The chili pepper (sometimes called the chile pepper), Capsicum frutescens, is a new world plant. It’s hard to imagine Thai, Indian and Mediterranean cuisines without the sustained heat chili brings to these dishes; not to mention its obvious role in Mexican and Mesoamerican foods, which happen to be where these plants were originally found.
If you live in a warm climate, growing chilies shouldn’t be a problem for you. People interested in growing chilies in more northern, cooler climates will need to start seeds indoors about two months before the last expected frost. Chili plants can also be purchased at the local nursery when spring settles in. Being very cold sensitive, peppers should be planted a couple of weeks after the last frost. Chilies do well in containers. Because they require a long, warm season to ripen, you may find container gardening an easy way to extend your season. Bring the plants inside on cooler nights, while allowing them to ripen in the sun during the day. Keep in mind that most ripe chilies are red, orange, yellow, or purple, but the unripe green fruit still packs a punch. A couple varieties to try for cooler climates are the Hungarian Wax, aka Hot Banana, and the Czechoslovakian Black, among others.
Chilies prefer a rich, well-drained soil. The fruit will ripen best in full sun. When the plants are young, I feed them liquid seaweed (nitrogen) regularly to encourage leaf and stem development. At about four to six weeks, I switch from nitrogen to a potassium-rich fertilizer. Increasing nitrogen supplies while young will increase the plants’ size, while feeding them a potassium-rich fertilizer as they develop will encourage fruit. Be aware that hot peppers will cross-pollinate with sweet peppers, turning your sweets hot. Quite a surprise when you bite into a bell pepper!

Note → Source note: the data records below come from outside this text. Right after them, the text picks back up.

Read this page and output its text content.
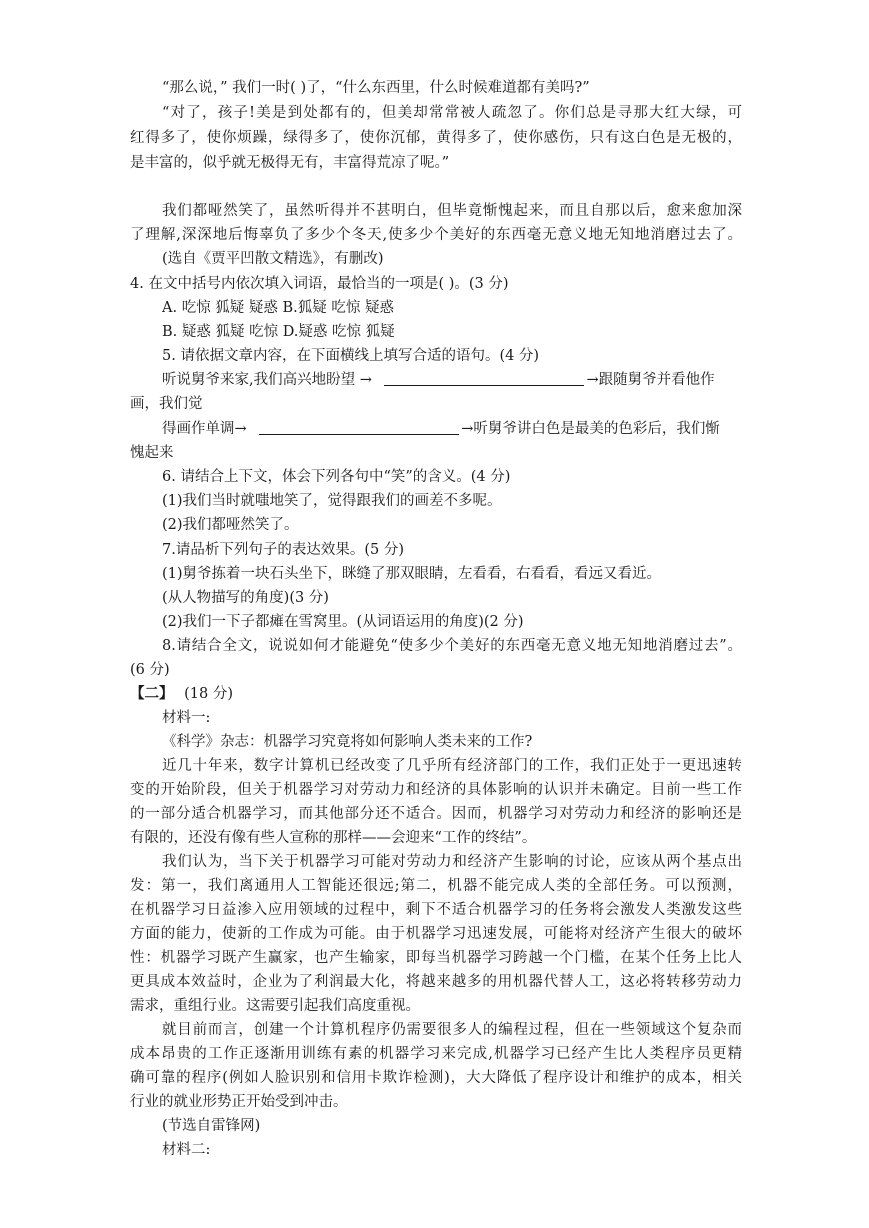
“那么说，” 我们一时( )了，“什么东西里，什么时候难道都有美吗?”
“对了，孩子!美是到处都有的，但美却常常被人疏忽了。你们总是寻那大红大绿，可
红得多了，使你烦躁，绿得多了，使你沉郁，黄得多了，使你感伤，只有这白色是无极的，
是丰富的，似乎就无极得无有，丰富得荒凉了呢。”
我们都哑然笑了，虽然听得并不甚明白，但毕竟惭愧起来，而且自那以后，愈来愈加深
了理解,深深地后悔辜负了多少个冬天,使多少个美好的东西毫无意义地无知地消磨过去了。
(选自《贾平凹散文精选》，有删改)
4. 在文中括号内依次填入词语，最恰当的一项是( )。(3 分)
A. 吃惊 狐疑 疑惑 B.狐疑 吃惊 疑惑
B. 疑惑 狐疑 吃惊 D.疑惑 吃惊 狐疑
5. 请依据文章内容，在下面横线上填写合适的语句。(4 分)
听说舅爷来家,我们高兴地盼望 →	→跟随舅爷并看他作
画，我们觉
得画作单调→	→听舅爷讲白色是最美的色彩后，我们惭
愧起来
6. 请结合上下文，体会下列各句中“笑”的含义。(4 分)
(1)我们当时就嗤地笑了，觉得跟我们的画差不多呢。
(2)我们都哑然笑了。
7.请品析下列句子的表达效果。(5 分)
(1)舅爷拣着一块石头坐下，眯缝了那双眼睛，左看看，右看看，看远又看近。
(从人物描写的角度)(3 分)
(2)我们一下子都瘫在雪窝里。(从词语运用的角度)(2 分)
8.请结合全文，说说如何才能避免“使多少个美好的东西毫无意义地无知地消磨过去”。
(6 分)
【二】 (18 分)
材料一:
《科学》杂志：机器学习究竟将如何影响人类未来的工作?
近几十年来，数字计算机已经改变了几乎所有经济部门的工作，我们正处于一更迅速转
变的开始阶段，但关于机器学习对劳动力和经济的具体影响的认识并未确定。目前一些工作
的一部分适合机器学习，而其他部分还不适合。因而，机器学习对劳动力和经济的影响还是
有限的，还没有像有些人宣称的那样——会迎来“工作的终结”。
我们认为，当下关于机器学习可能对劳动力和经济产生影响的讨论，应该从两个基点出
发：第一，我们离通用人工智能还很远;第二，机器不能完成人类的全部任务。可以预测，
在机器学习日益渗入应用领域的过程中，剩下不适合机器学习的任务将会激发人类激发这些
方面的能力，使新的工作成为可能。由于机器学习迅速发展，可能将对经济产生很大的破坏
性：机器学习既产生赢家，也产生输家，即每当机器学习跨越一个门槛，在某个任务上比人
更具成本效益时，企业为了利润最大化，将越来越多的用机器代替人工，这必将转移劳动力
需求，重组行业。这需要引起我们高度重视。
就目前而言，创建一个计算机程序仍需要很多人的编程过程，但在一些领域这个复杂而
成本昂贵的工作正逐渐用训练有素的机器学习来完成,机器学习已经产生比人类程序员更精
确可靠的程序(例如人脸识别和信用卡欺诈检测)，大大降低了程序设计和维护的成本，相关
行业的就业形势正开始受到冲击。
(节选自雷锋网)
材料二:
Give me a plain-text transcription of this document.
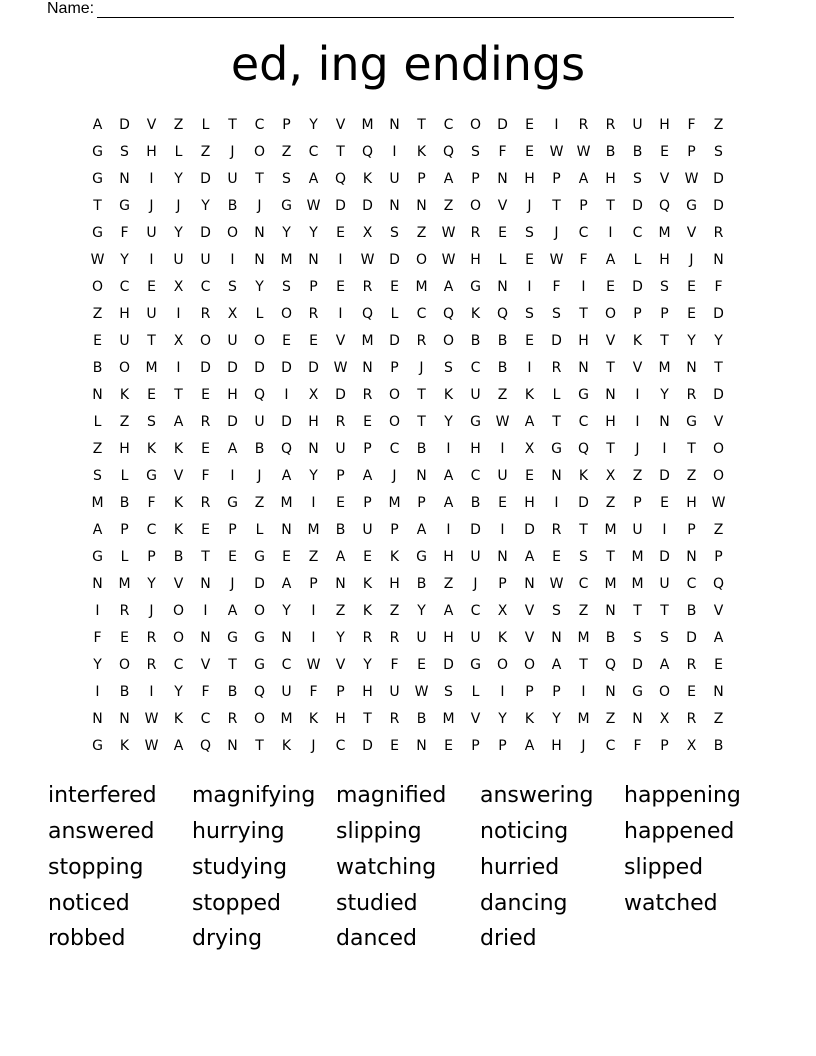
Name:
ed, ing endings
A	D	V	Z	L	T	C	P	Y	V	M	N	T	C	O	D	E	I	R	R	U	H	F	Z
G	S	H	L	Z	J	O	Z	C	T	Q	I	K	Q	S	F	E	W W	B	B	E	P	S
G	N	I	Y	D	U	T	S	A	Q	K	U	P	A	P	N	H	P	A	H	S	V	W	D
T	G	J	J	Y	B	J	G	W	D	D	N	N	Z	O	V	J	T	P	T	D	Q	G	D
G	F	U	Y	D	O	N	Y	Y	E	X	S	Z	W	R	E	S	J	C	I	C	M	V	R
W	Y	I	U	U	I	N	M	N	I	W	D	O	W	H	L	E	W	F	A	L	H	J	N
O	C	E	X	C	S	Y	S	P	E	R	E	M	A	G	N	I	F	I	E	D	S	E	F
Z	H	U	I	R	X	L	O	R	I	Q	L	C	Q	K	Q	S	S	T	O	P	P	E	D
E	U	T	X	O	U	O	E	E	V	M	D	R	O	B	B	E	D	H	V	K	T	Y	Y
B	O	M	I	D	D	D	D	D	W	N	P	J	S	C	B	I	R	N	T	V	M	N	T
N	K	E	T	E	H	Q	I	X	D	R	O	T	K	U	Z	K	L	G	N	I	Y	R	D
L	Z	S	A	R	D	U	D	H	R	E	O	T	Y	G	W	A	T	C	H	I	N	G	V
Z	H	K	K	E	A	B	Q	N	U	P	C	B	I	H	I	X	G	Q	T	J	I	T	O
S	L	G	V	F	I	J	A	Y	P	A	J	N	A	C	U	E	N	K	X	Z	D	Z	O
M	B	F	K	R	G	Z	M	I	E	P	M	P	A	B	E	H	I	D	Z	P	E	H	W
A	P	C	K	E	P	L	N	M	B	U	P	A	I	D	I	D	R	T	M	U	I	P	Z
G	L	P	B	T	E	G	E	Z	A	E	K	G	H	U	N	A	E	S	T	M	D	N	P
N	M	Y	V	N	J	D	A	P	N	K	H	B	Z	J	P	N	W	C	M	M	U	C	Q
I	R	J	O	I	A	O	Y	I	Z	K	Z	Y	A	C	X	V	S	Z	N	T	T	B	V
F	E	R	O	N	G	G	N	I	Y	R	R	U	H	U	K	V	N	M	B	S	S	D	A
Y	O	R	C	V	T	G	C	W	V	Y	F	E	D	G	O	O	A	T	Q	D	A	R	E
I	B	I	Y	F	B	Q	U	F	P	H	U	W	S	L	I	P	P	I	N	G	O	E	N
N	N	W	K	C	R	O	M	K	H	T	R	B	M	V	Y	K	Y	M	Z	N	X	R	Z
G	K	W	A	Q	N	T	K	J	C	D	E	N	E	P	P	A	H	J	C	F	P	X	B
interfered	magnifying magnified	answering	happening
answered	hurrying	slipping	noticing	happened
stopping	studying	watching	hurried	slipped
noticed	stopped	studied	dancing	watched
robbed	drying	danced	dried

Most chili peppers are quite high in vitamin C and carotene. They are generally used either dried or cooked, and are eaten in small quantities so their nutritional value when used as a spice is negligible. However, documented medicinal uses are as numerous as the varieties available for planting. Hot peppers probably don’t cause peptic ulcers and some studies suggest they may actually help heal peptic ulcers. People in cultures that consume large quantities of chili peppers show a decreased risk of heart attack, stroke and pulmonary embolism. And adding chili pepper to your diet may enhance the metabolism of fat.
One gram of capsiacin, the alkaloid that gives chilies their intense heat, can be detected in 2,500 gallons of water. The Scoville scale measures the intensity of capsiasin. Jalapeno rates around 2,000 on this scale, while Tabasco rates close to 120,000. A new pepper, developed in India, is eight hundred times hotter than any known variety.
In Dr. Weil’s book, The Marriage of the Sun and Moon: A Quest for Unity in Consciousness, he lays out his theory on the consumption of whole, raw and HOT chilies. The thrust of his thesis is that if you keep eating chilis, the pain will give way to “something between pleasure and pain that enforces concentration and brings about a high state of consciousness.”
No doubt. But after picking a handful last year and rubbing my eye, I’ve given up this culinary masochism. Be aware that hot pepper oils should be rinsed thoroughly from your hands. If you don’t wash, you will understand why this fruit some consider food is also used as an organic pesticide. You may also understand why I stick with salt.